Martinez warns the situation is much more complicated than it appears. He points out possible solutions not only include raising the standards of living in Haiti, but also working in tandem with grassroots development organizations to improve conditions, an idea he finds has been brushed aside too quickly by human rights investigators.
“We could tell Haitians not to go, but we have to offer something in return,” agreed Joseph. “They ask for a land to work on. Working on land is all they know. As long as there’s no solution to keep Haitians home, it’ll be easier for them to go to Florida, the Bahamas or the Dominican Republic.”
Strong sentiments of disdain still fuel the two countries’ relationship. The demonization of ethnic groups serves as a scapegoat to explain the poor economic performances for each country.
Political groups on both sides have abandoned the idea of finding a middle ground. While the Dominican government is hesitant to do anything that could reduce its economic competitiveness, the Haitian government refuses to negotiate the matter, claiming it’s only a point of frustration.

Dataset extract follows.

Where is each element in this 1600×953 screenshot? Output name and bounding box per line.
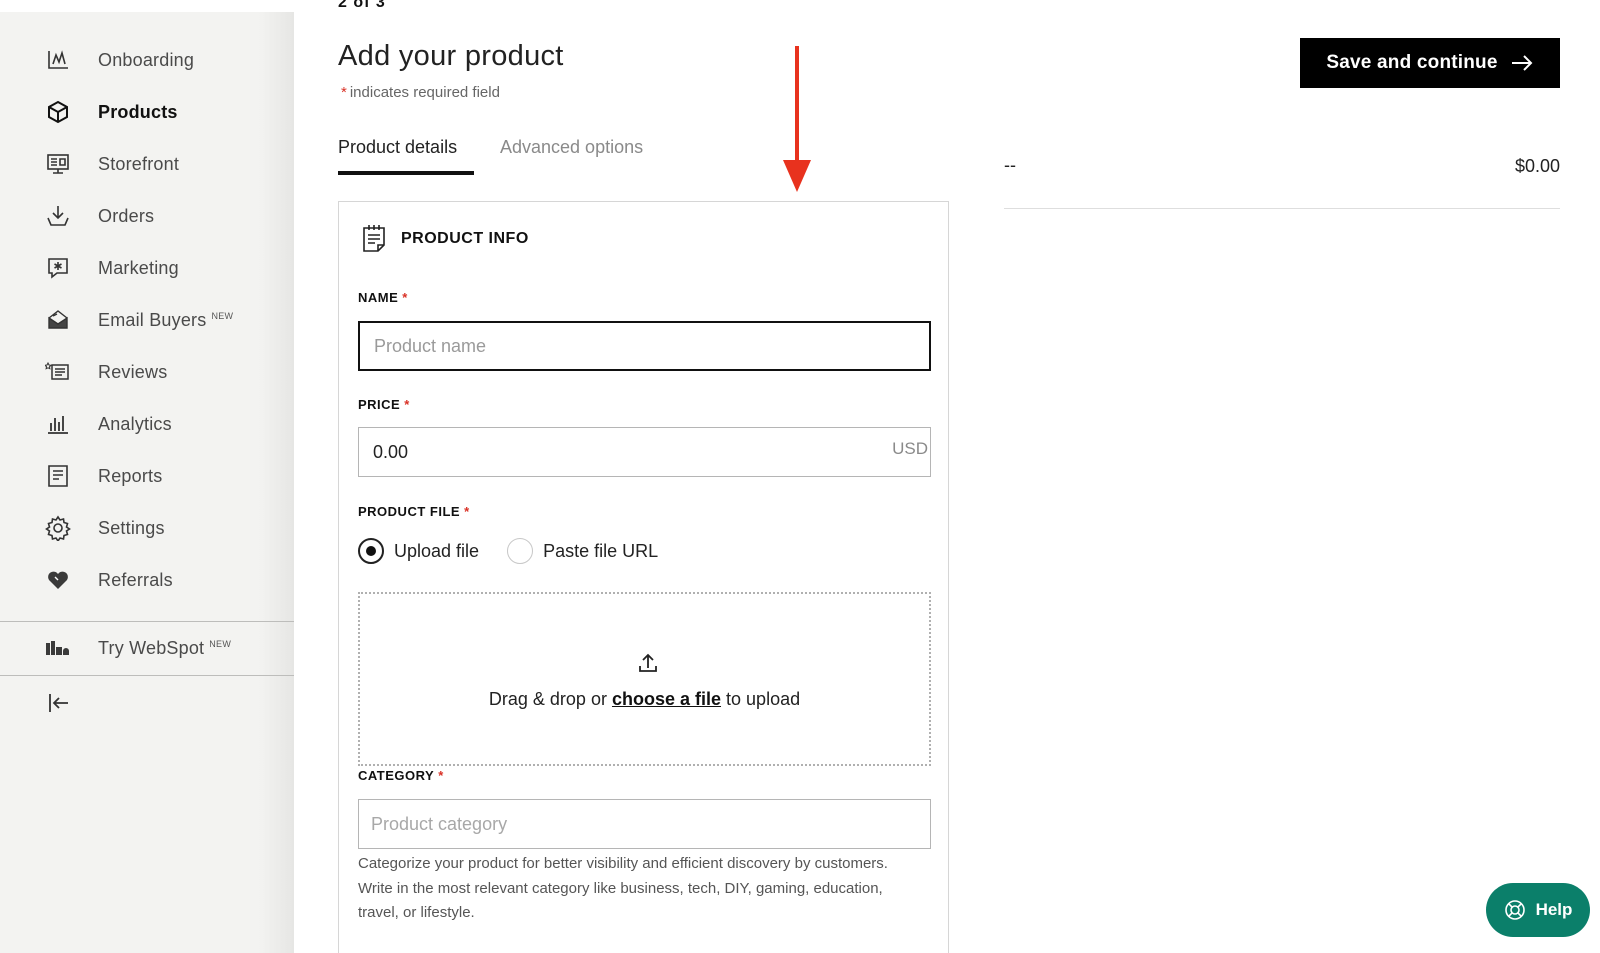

Joseph had initially hoped the Dominican Republic’s current president, Leonel Fernandez, would be able to bring about change thanks to his western education. Those hopes were dashed in light of Fernandez’ hard policies towards Haitians, a move designed to appease his coalition’s right wing, according to Martinez.
The Comité believes activist groups are essential to reviving the issue, as long as the Haitian foreign affairs ministry does not begin a dialogue leading to a resolution before the time is right.